Friday, May 12, 2006

2 cents

My vote for the most bass-ackwards opinion piece about l'affaire Kaavya (should you live in a gossip-free cave) is today's op-ed by Whitney Otto in the NY Times.

Her main point -- you can't be a writer and an overachiever. Real writers, like, drink and smoke and stuff and that's what makes them great. Also, she tries to make a weird put-down of/ paean-to chick-lit, which is pretty daring for the author of How to Make an American Quilt.

I want to prove her central thesis wrong, but I feel like I'd just be offering myself up as an example, making it very easy for naysayers to point out my own short-comings. Which, of course, raises the question: would I be more offended at being called a bad writer or a bad overachiever?

Thursday, May 11, 2006

Stop what you're doing and go watch this movie right now

I'm usually a really terrible person to watch television with. I'm an obsessive channel surfer and a speed reader, which means it's usually just a blur, and then when I do stop to watch something it's almost always a reality program in which people are horrible to each other.

BUT, tonight I stayed in with the puppy and saw an amazing movie on TCM -- Imitation of Life - Claudette Colbert, not Lana Turner.

I had read about it before as a famous tragic mulatto story, but it's way much more than that. It's about commerce, capitalism, single mothers, friendship, Aunt Jemima, education, race, and identity. And it's complicated, keeping up the surprises, despite being fundamentally a melodrama. For a 2006 audience, there are moments of discomfort watching Louise Beavers be the stereotypical mammy, but way fewer than watching a preview for "Bringing Down The House." And she's the hero. For her intelligence and ideas, not just her warm, fun-loving personality.

Favorite and most "holy cow, this is 1934" line:

Claudette Colbert about Louise Beavers' character's daughter: She's very smart.

Louise Beavers: We all start out smart. We don't get dumb till later.

Plus really great supporting performances from Ned Sparks and Warren William. And an amazing job from Fredi Washington, an important African American actress and civil rights advocate, unlike the white lady in the Sirk remake.

So go watch it. And if your friend stops by to deliver mangos 10 minutes before the end, you can make him stay and watch it and try not to tear up.

Friday, May 05, 2006

Houseguests and Handtools

Our most recent house-guest departed Wednesday AM, causing me to realize that, over the last month, we've had four people from assorted cities near and far camp out on our futon, and how nice it is.

Part of this I attribute to location -- my proposed slogan for New Haven is "halfway between where you are and where you want to be" [also a good motto for professional school] -- and it turns out to be somewhat true.

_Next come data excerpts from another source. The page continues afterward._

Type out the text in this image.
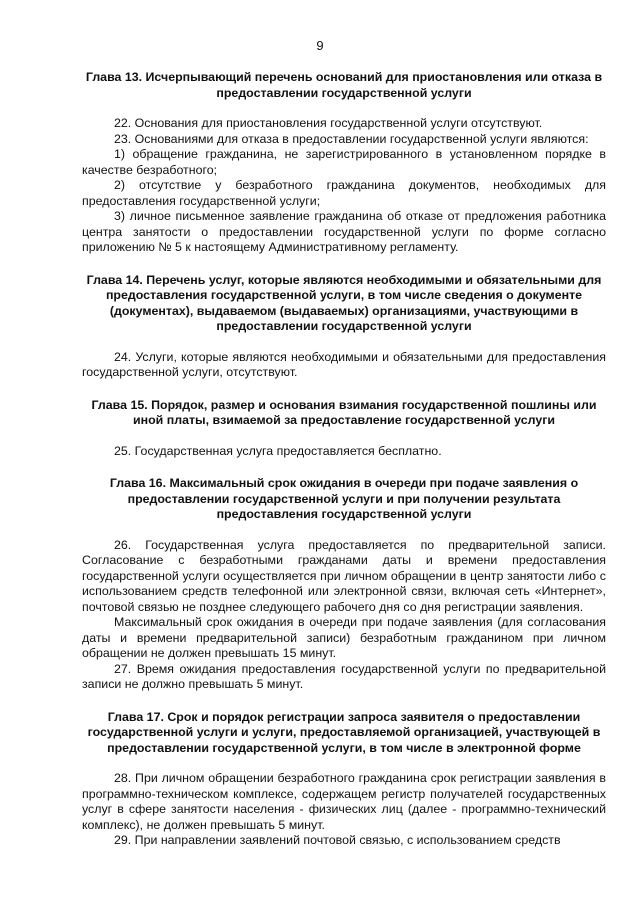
9
Глава 13. Исчерпывающий перечень оснований для приостановления или отказа в предоставлении государственной услуги

22. Основания для приостановления государственной услуги отсутствуют.

23. Основаниями для отказа в предоставлении государственной услуги являются:

1) обращение гражданина, не зарегистрированного в установленном порядке в качестве безработного;

2) отсутствие у безработного гражданина документов, необходимых для предоставления государственной услуги;

3) личное письменное заявление гражданина об отказе от предложения работника центра занятости о предоставлении государственной услуги по форме согласно приложению № 5 к настоящему Административному регламенту.

Глава 14. Перечень услуг, которые являются необходимыми и обязательными для предоставления государственной услуги, в том числе сведения о документе (документах), выдаваемом (выдаваемых) организациями, участвующими в предоставлении государственной услуги

24. Услуги, которые являются необходимыми и обязательными для предоставления государственной услуги, отсутствуют.

Глава 15. Порядок, размер и основания взимания государственной пошлины или иной платы, взимаемой за предоставление государственной услуги

25. Государственная услуга предоставляется бесплатно.

Глава 16. Максимальный срок ожидания в очереди при подаче заявления о предоставлении государственной услуги и при получении результата предоставления государственной услуги

26. Государственная услуга предоставляется по предварительной записи. Согласование с безработными гражданами даты и времени предоставления государственной услуги осуществляется при личном обращении в центр занятости либо с использованием средств телефонной или электронной связи, включая сеть «Интернет», почтовой связью не позднее следующего рабочего дня со дня регистрации заявления.

Максимальный срок ожидания в очереди при подаче заявления (для согласования даты и времени предварительной записи) безработным гражданином при личном обращении не должен превышать 15 минут.

27. Время ожидания предоставления государственной услуги по предварительной записи не должно превышать 5 минут.

Глава 17. Срок и порядок регистрации запроса заявителя о предоставлении государственной услуги и услуги, предоставляемой организацией, участвующей в предоставлении государственной услуги, в том числе в электронной форме

28. При личном обращении безработного гражданина срок регистрации заявления в программно-техническом комплексе, содержащем регистр получателей государственных услуг в сфере занятости населения - физических лиц (далее - программно-технический комплекс), не должен превышать 5 минут.

29. При направлении заявлений почтовой связью, с использованием средств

People are often traveling from one place to another and find it convenient to camp out here. Or, people come here for weddings or workshops or just plain visits.

And, like many things, including, as I am discovering these days, racheting, the more you do it, the easier it is. So, even if I can weirdly morph into the kind of person who worries about whether there are flecks of toothpaste on the bathroom mirror, having one guest per week makes me calm down about whether every dust bunny has been hunted and exterminated.

Also, having a grocery store and an Apizza 1-2 blocks away does wonders for the ease of hostessing.

In other news, I am currently working as unskilled verging-on incompetent labor for the Carlotta Festival of New Plays. See racheting. Also see me two stories in the air on the genie changing gels. Also see me breaking the elaborate screen doors with my foot. There's nothing like working backstage, though, to get an appreciation for the enormous amounts of effort that go into putting up a show. Or three shows in rep. And it's made me come away with two vows: 1) I should make sure that what I write is good because several people will be involved in bringing it to life and it would be lame if it sucked. And 2) Inflatable sets. Totally underrepresented. Currently thinking . . . moonbounce?